В ее комнате в это время находился Мариус ван Влоотен. Сюзанна вспомнила о нем, лишь когда улеглась суматоха и сама она несколько успокоилась, пропустив на каменных ступеньках террасы пару глотков вина. Она обвела взглядом подоспевших на выручку друзей и, заметив меня, знаком попросила меня подойти. “Мариус…”, — промолвила она, одной рукой прикрываясь крахмальной белоснежной скатертью, которую официант второпях сорвал со стола, — Сюзанна была нагая. Девушка красноречиво устремила взгляд на окна, которые, насколько мне было известно, были окнами ее спальни.

Я обнаружил его в полном смятении в коридоре третьего этажа. Мариус ван Влоотен был в ту пору мужчиной с хорошей фигурой, имел отточенные манеры и одевался, несмотря на свою слепоту, с известной элегантностью. Но сейчас я встретил его метрах в трех от лестницы в измятых серых брюках и косо застегнутой незаправленной сорочке. Когда я его увидел, он только что совершил полный круг вокруг своей оси, ощупал руками стену и наткнулся на павлиньи перья, красовавшиеся в высокой вазе на табурете. Он отдернул руки, словно испугавшись, в эту же секунду я заметил на его лице смертельную бледность, сигнал бедствия, и сразу понял, что он боится не за себя и что все это никак не связано с действительностью, с реальностью фактов. Ведь он, должно быть, уже слышал, что его девушка спасена.

— Все закончилось благополучно, — сказал я после того, как проводил его в ее комнату и мы оба присели на краешек кровати.

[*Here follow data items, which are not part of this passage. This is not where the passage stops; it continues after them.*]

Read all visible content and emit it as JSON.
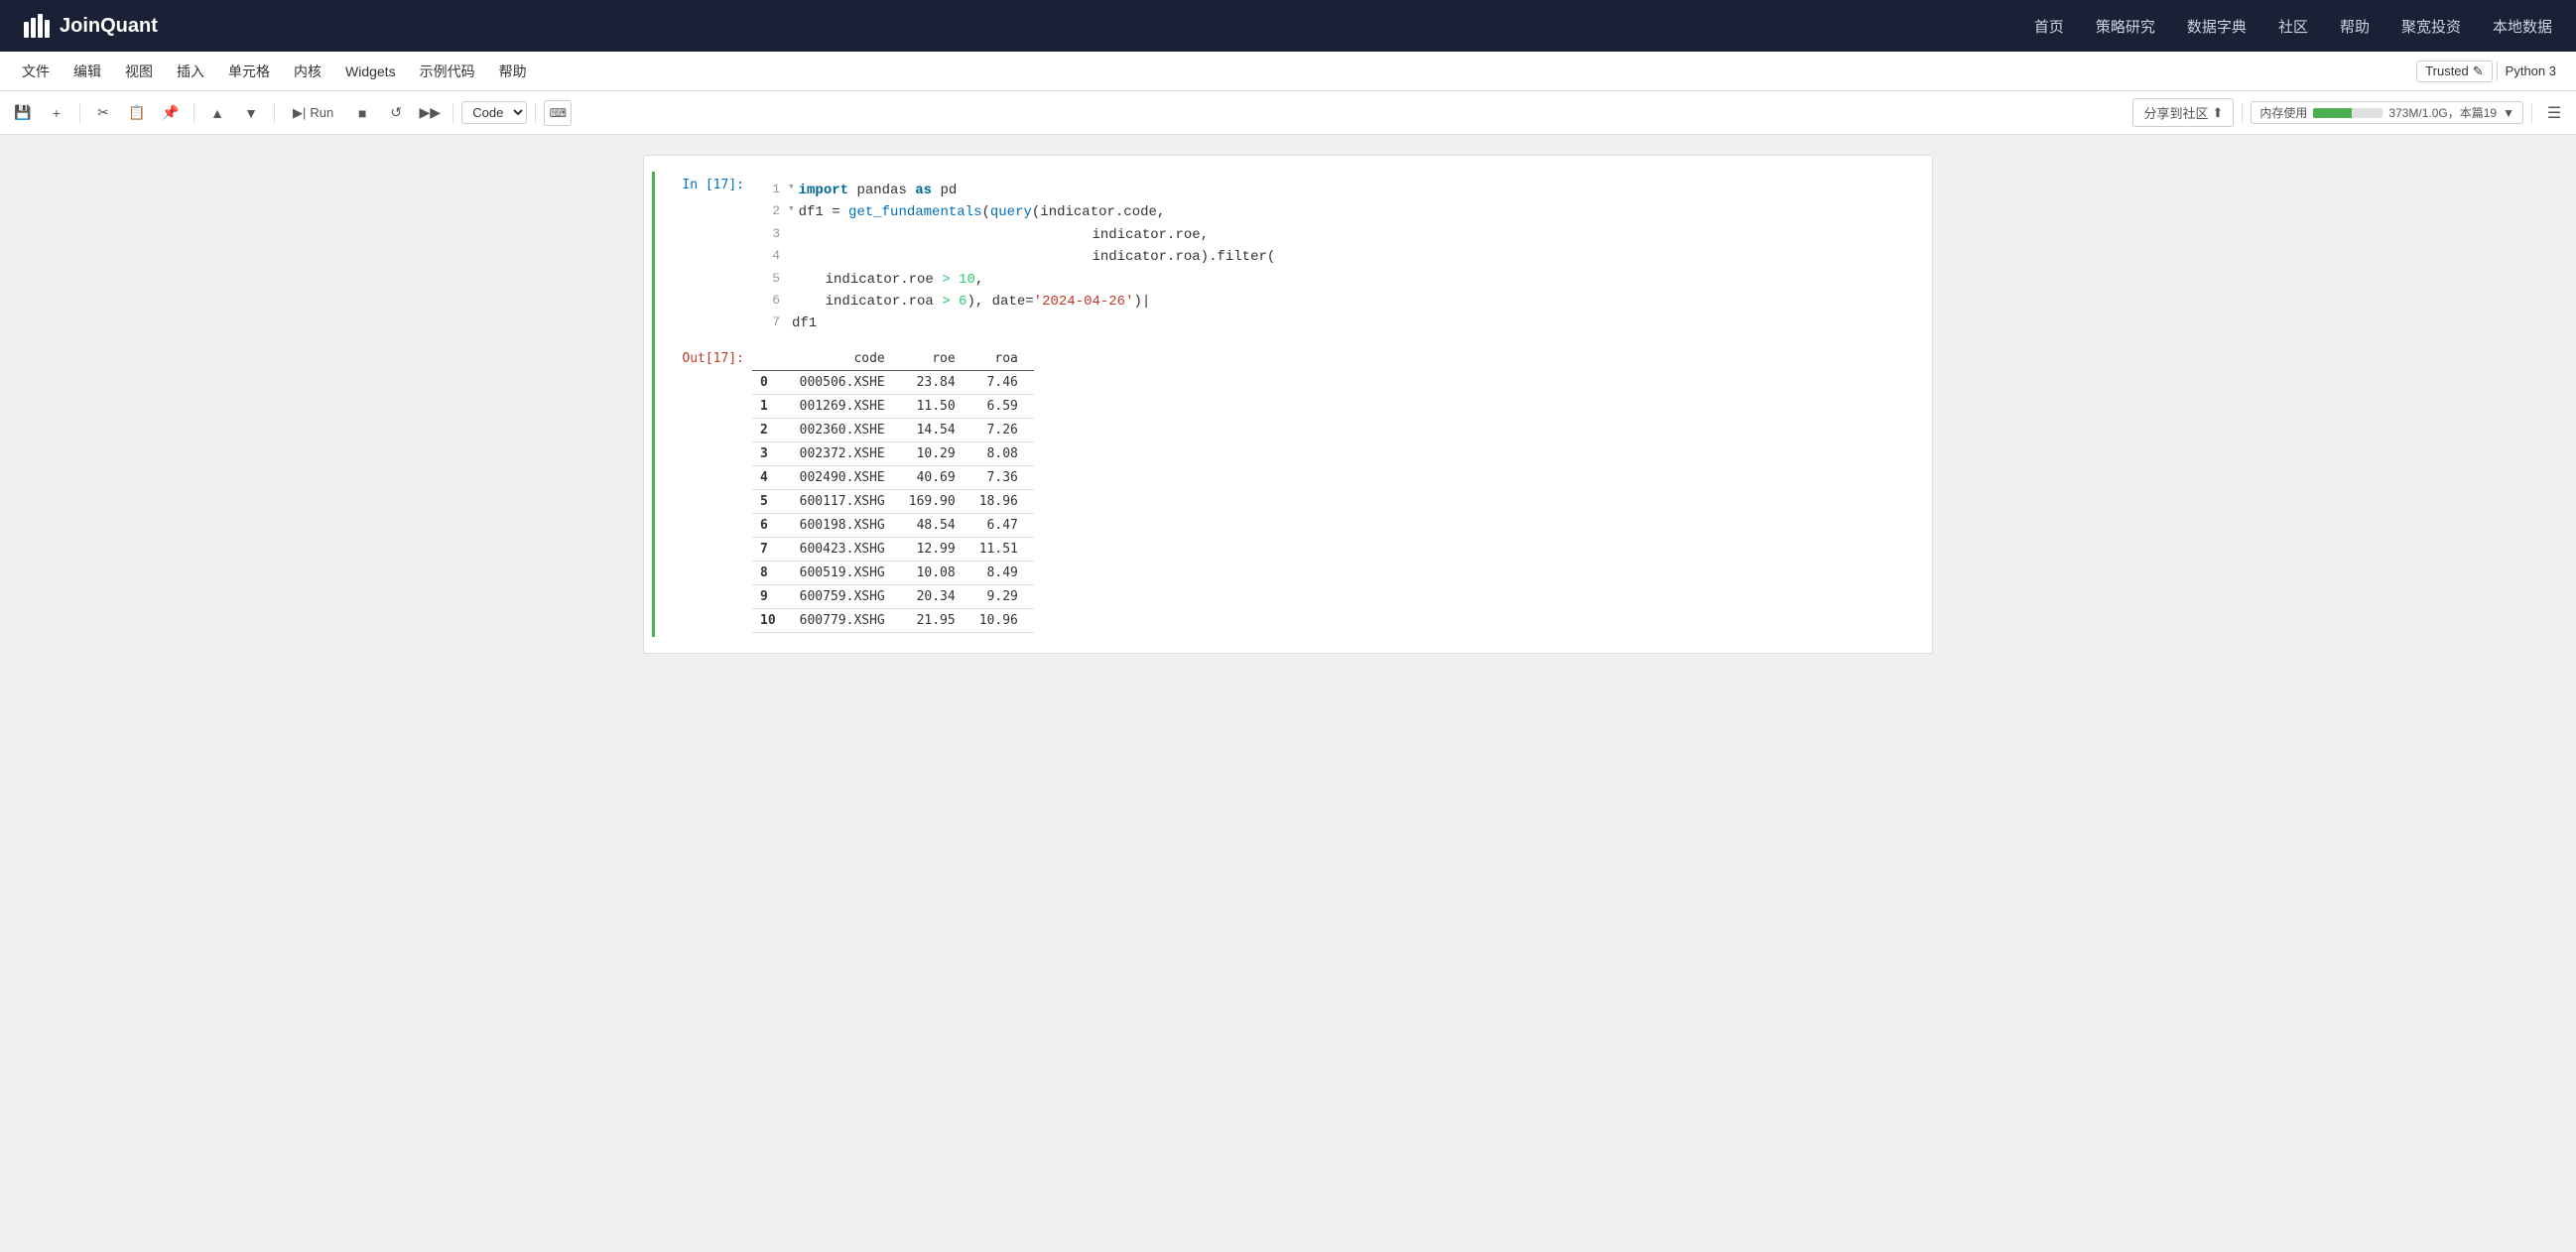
{
  "topnav": {
    "logo_text": "JoinQuant",
    "nav_items": [
      "首页",
      "策略研究",
      "数据字典",
      "社区",
      "帮助",
      "聚宽投资",
      "本地数据"
    ]
  },
  "menubar": {
    "items": [
      "文件",
      "编辑",
      "视图",
      "插入",
      "单元格",
      "内核",
      "Widgets",
      "示例代码",
      "帮助"
    ],
    "trusted": "Trusted",
    "kernel": "Python 3"
  },
  "toolbar": {
    "run_label": "Run",
    "cell_type": "Code",
    "share_label": "分享到社区",
    "memory_label": "内存使用",
    "memory_value": "373M/1.0G，本篇19"
  },
  "cell": {
    "in_label": "In [17]:",
    "out_label": "Out[17]:",
    "code_lines": [
      {
        "num": 1,
        "fold": true,
        "content": "import pandas as pd",
        "tokens": [
          {
            "t": "kw",
            "v": "import"
          },
          {
            "t": "plain",
            "v": " pandas "
          },
          {
            "t": "kw",
            "v": "as"
          },
          {
            "t": "plain",
            "v": " pd"
          }
        ]
      },
      {
        "num": 2,
        "fold": true,
        "content": "df1 = get_fundamentals(query(indicator.code,",
        "tokens": [
          {
            "t": "plain",
            "v": "df1 = "
          },
          {
            "t": "fn",
            "v": "get_fundamentals"
          },
          {
            "t": "plain",
            "v": "("
          },
          {
            "t": "fn",
            "v": "query"
          },
          {
            "t": "plain",
            "v": "(indicator.code,"
          }
        ]
      },
      {
        "num": 3,
        "fold": false,
        "content": "                                    indicator.roe,",
        "tokens": [
          {
            "t": "plain",
            "v": "                                    indicator.roe,"
          }
        ]
      },
      {
        "num": 4,
        "fold": false,
        "content": "                                    indicator.roa).filter(",
        "tokens": [
          {
            "t": "plain",
            "v": "                                    indicator.roa).filter("
          }
        ]
      },
      {
        "num": 5,
        "fold": false,
        "content": "    indicator.roe > 10,",
        "tokens": [
          {
            "t": "plain",
            "v": "    indicator.roe "
          },
          {
            "t": "gt",
            "v": ">"
          },
          {
            "t": "num",
            "v": " 10"
          },
          {
            "t": "plain",
            "v": ","
          }
        ]
      },
      {
        "num": 6,
        "fold": false,
        "content": "    indicator.roa > 6), date='2024-04-26')|",
        "tokens": [
          {
            "t": "plain",
            "v": "    indicator.roa "
          },
          {
            "t": "gt",
            "v": ">"
          },
          {
            "t": "num",
            "v": " 6"
          },
          {
            "t": "plain",
            "v": "), date="
          },
          {
            "t": "str",
            "v": "'2024-04-26'"
          },
          {
            "t": "plain",
            "v": ")|"
          }
        ]
      },
      {
        "num": 7,
        "fold": false,
        "content": "df1",
        "tokens": [
          {
            "t": "plain",
            "v": "df1"
          }
        ]
      }
    ]
  },
  "table": {
    "headers": [
      "",
      "code",
      "roe",
      "roa"
    ],
    "rows": [
      [
        "0",
        "000506.XSHE",
        "23.84",
        "7.46"
      ],
      [
        "1",
        "001269.XSHE",
        "11.50",
        "6.59"
      ],
      [
        "2",
        "002360.XSHE",
        "14.54",
        "7.26"
      ],
      [
        "3",
        "002372.XSHE",
        "10.29",
        "8.08"
      ],
      [
        "4",
        "002490.XSHE",
        "40.69",
        "7.36"
      ],
      [
        "5",
        "600117.XSHG",
        "169.90",
        "18.96"
      ],
      [
        "6",
        "600198.XSHG",
        "48.54",
        "6.47"
      ],
      [
        "7",
        "600423.XSHG",
        "12.99",
        "11.51"
      ],
      [
        "8",
        "600519.XSHG",
        "10.08",
        "8.49"
      ],
      [
        "9",
        "600759.XSHG",
        "20.34",
        "9.29"
      ],
      [
        "10",
        "600779.XSHG",
        "21.95",
        "10.96"
      ]
    ]
  }
}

То, что я ему рассказал, он, мне кажется, уже мог знать и так, благодаря своему слуху и открытому окну: в начале сиесты в тени оранжереи сидели и разговаривали между собой несколько молодых музыкантов, при этом подальше, из теплицы, время от времени доносились грохочущие звуки — это садовник перемешивал лопатой песок с известью. Потом раздался пронзительный крик: “Помогите!”, после чего минуты три-четыре Сюзанна Флир провисела над землей, ухватившись за увивавшие стены ветки, тем временем внизу для нее наскоро устанавливали и раздвигали лестницу. Словно богиня, она спустилась по ней, утопила босые ноги в лавандовой клумбе, наверное, показавшейся ей теплой, и бросила лишь: “Черт возьми, как же я перепугалась!”

Он не проявил никакого интереса. Только молчал и тяжело дышал. Мы посидели с ним так еще некоторое время, на смятой постели, я видел разбросанное по полу белье, его отброшенную трость и желтое платье и почти осязаемо чувствовал рядом с собой злую панику, страх за возлюбленную, умирающую вопреки очевидности, пытающейся убедить его в том, что реальная жизнь потихоньку, без всякой трагедии, пошла себе дальше своим чередом.

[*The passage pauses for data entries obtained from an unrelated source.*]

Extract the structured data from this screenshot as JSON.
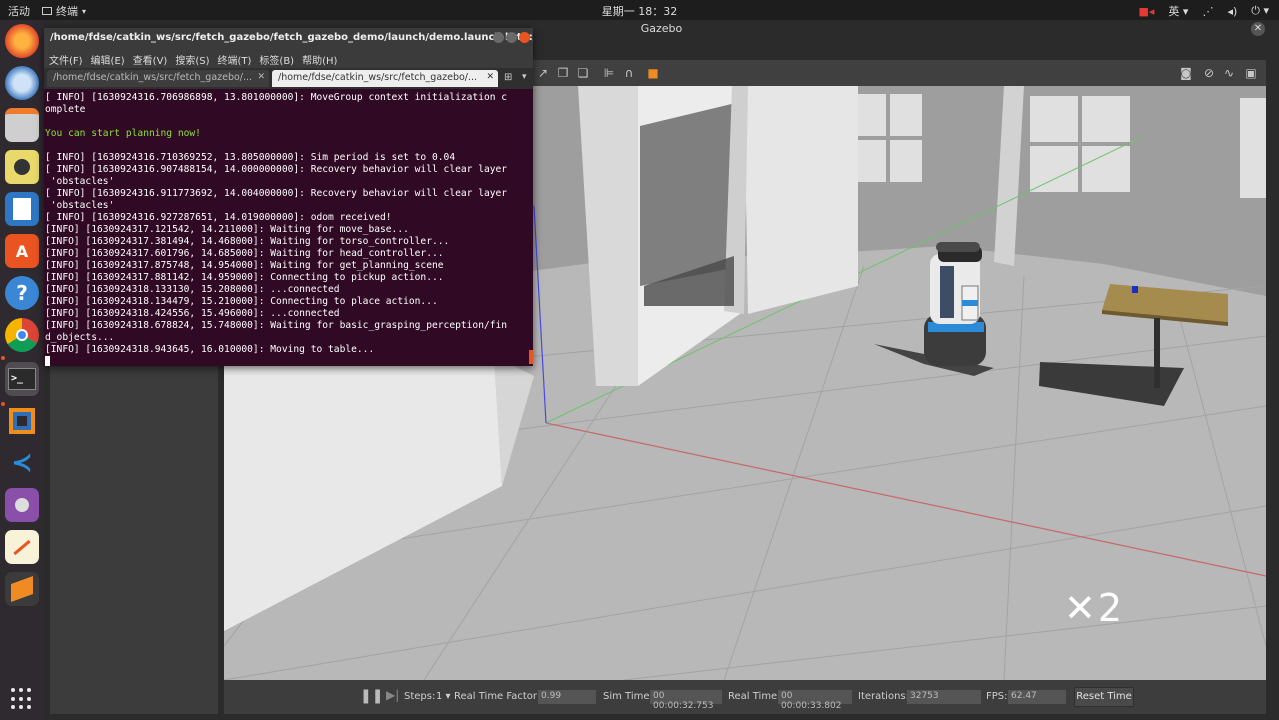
{
  "topbar": {
    "activities": "活动",
    "app_menu": "终端",
    "clock": "星期一 18：32",
    "input_method": "英",
    "colors": {
      "bg": "#1d1d1d",
      "text": "#dcdcdc"
    }
  },
  "dock": {
    "apps": [
      {
        "name": "firefox",
        "icon": "firefox-icon"
      },
      {
        "name": "thunderbird",
        "icon": "mail-icon"
      },
      {
        "name": "files",
        "icon": "files-icon"
      },
      {
        "name": "rhythmbox",
        "icon": "music-icon"
      },
      {
        "name": "writer",
        "icon": "document-icon"
      },
      {
        "name": "software",
        "icon": "software-center-icon"
      },
      {
        "name": "help",
        "icon": "help-icon",
        "glyph": "?"
      },
      {
        "name": "chrome",
        "icon": "chrome-icon"
      },
      {
        "name": "terminal",
        "icon": "terminal-icon",
        "glyph": ">_"
      },
      {
        "name": "vmware",
        "icon": "vm-icon"
      },
      {
        "name": "vscode",
        "icon": "vscode-icon"
      },
      {
        "name": "video",
        "icon": "video-icon"
      },
      {
        "name": "text-editor",
        "icon": "text-editor-icon"
      },
      {
        "name": "sublime",
        "icon": "sublime-icon"
      }
    ]
  },
  "gazebo": {
    "title": "Gazebo",
    "overlay_speed": "✕2",
    "bottom": {
      "steps_label": "Steps:",
      "steps_value": "1",
      "rtf_label": "Real Time Factor:",
      "rtf_value": "0.99",
      "sim_time_label": "Sim Time:",
      "sim_time_value": "00 00:00:32.753",
      "real_time_label": "Real Time:",
      "real_time_value": "00 00:00:33.802",
      "iterations_label": "Iterations:",
      "iterations_value": "32753",
      "fps_label": "FPS:",
      "fps_value": "62.47",
      "reset_label": "Reset Time"
    }
  },
  "terminal": {
    "title": "/home/fdse/catkin_ws/src/fetch_gazebo/fetch_gazebo_demo/launch/demo.launch http://lo...",
    "menu": [
      "文件(F)",
      "编辑(E)",
      "查看(V)",
      "搜索(S)",
      "终端(T)",
      "标签(B)",
      "帮助(H)"
    ],
    "tabs": [
      {
        "label": "/home/fdse/catkin_ws/src/fetch_gazebo/..."
      },
      {
        "label": "/home/fdse/catkin_ws/src/fetch_gazebo/..."
      }
    ],
    "lines": [
      "[ INFO] [1630924316.706986898, 13.801000000]: MoveGroup context initialization c",
      "omplete",
      "",
      "You can start planning now!",
      "",
      "[ INFO] [1630924316.710369252, 13.805000000]: Sim period is set to 0.04",
      "[ INFO] [1630924316.907488154, 14.000000000]: Recovery behavior will clear layer",
      " 'obstacles'",
      "[ INFO] [1630924316.911773692, 14.004000000]: Recovery behavior will clear layer",
      " 'obstacles'",
      "[ INFO] [1630924316.927287651, 14.019000000]: odom received!",
      "[INFO] [1630924317.121542, 14.211000]: Waiting for move_base...",
      "[INFO] [1630924317.381494, 14.468000]: Waiting for torso_controller...",
      "[INFO] [1630924317.601796, 14.685000]: Waiting for head_controller...",
      "[INFO] [1630924317.875748, 14.954000]: Waiting for get_planning_scene",
      "[INFO] [1630924317.881142, 14.959000]: Connecting to pickup action...",
      "[INFO] [1630924318.133130, 15.208000]: ...connected",
      "[INFO] [1630924318.134479, 15.210000]: Connecting to place action...",
      "[INFO] [1630924318.424556, 15.496000]: ...connected",
      "[INFO] [1630924318.678824, 15.748000]: Waiting for basic_grasping_perception/fin",
      "d_objects...",
      "[INFO] [1630924318.943645, 16.010000]: Moving to table..."
    ],
    "colors": {
      "bg": "#300a24",
      "text": "#ffffff",
      "highlight": "#8ae234"
    }
  }
}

Он молчал, стиснув зубы, и наконец проговорил: “Если меня сейчас не вырвет, я задохнусь”.

Я проводил его в ванную, поднял крышку унитаза и помог ему устроиться в нужном положении.


С трогательной неловкостью она протянула в сторону сначала правую руку, затем точно так же левую: аварийные выходы. Она сказала, что в случае отключения освещения в проходе загорятся аварийные лампочки. Я наклонился к иллюминатору, чтобы еще раз увидеть величественную, изумительную картину, которую представляет собой с высоты устье Жиронды. “Она хотя бы понимает, насколько все это для него серьезно? Знает ли она, что за двадцать лет ни одна женщина так его не взволновала?” Я был в ту минуту убежден, что Сюзанна Флир пошла на авантюру со слепым, как вообще идет на любовную авантюру женщина, — пускается в этот маленький водоворот играючи и страстно, всего лишь чтобы убедиться, что данный мужчина ее хочет. Но связать свою судьбу с судьбой другого человека — это уже совсем другая история.

Из разных источников я постепенно узнавал о том, как они сумели поладить. Несмотря на то, что я проводил с ними немало времени, от моего внимания ускользнула их растущая близость, я просто не обратил на это внимания. Но оглядываясь назад, мне сегодня ясно одно: двадцать минут, в течение которых Мариус ван Влоотен вновь впустил в свою жизнь любовный мотив, с его собственной, трудно управляемой силой, были теми двадцатью минутами, в течение которых Шульхоф-квартет с невероятным блеском исполнял “Крейцерову сонату”.

— Он стал точно каменная глыба, — рассказал мне скрипач из Шотландского Анонимес-квартета, когда мы стояли с ним после концерта в фойе.

Во время концерта он сидел на соседнем с критиком месте и почувствовал, как происходит окаменение наклонившегося вперед человека, сидящего рядом с ним, это чувствовалось до такой степени, что несколько раз молодой человек даже невольно взглянул в его сторону. Ему показалось, что напряженное лицо и зажмуренные глаза слепого были обращены на играющих на сцене музыкантов, словно он хотел увидеть их, каждого в отдельности.

— Нет, — сказал я. — Не всех, только ее одну. Видеть он мог только Сюзанну Флир.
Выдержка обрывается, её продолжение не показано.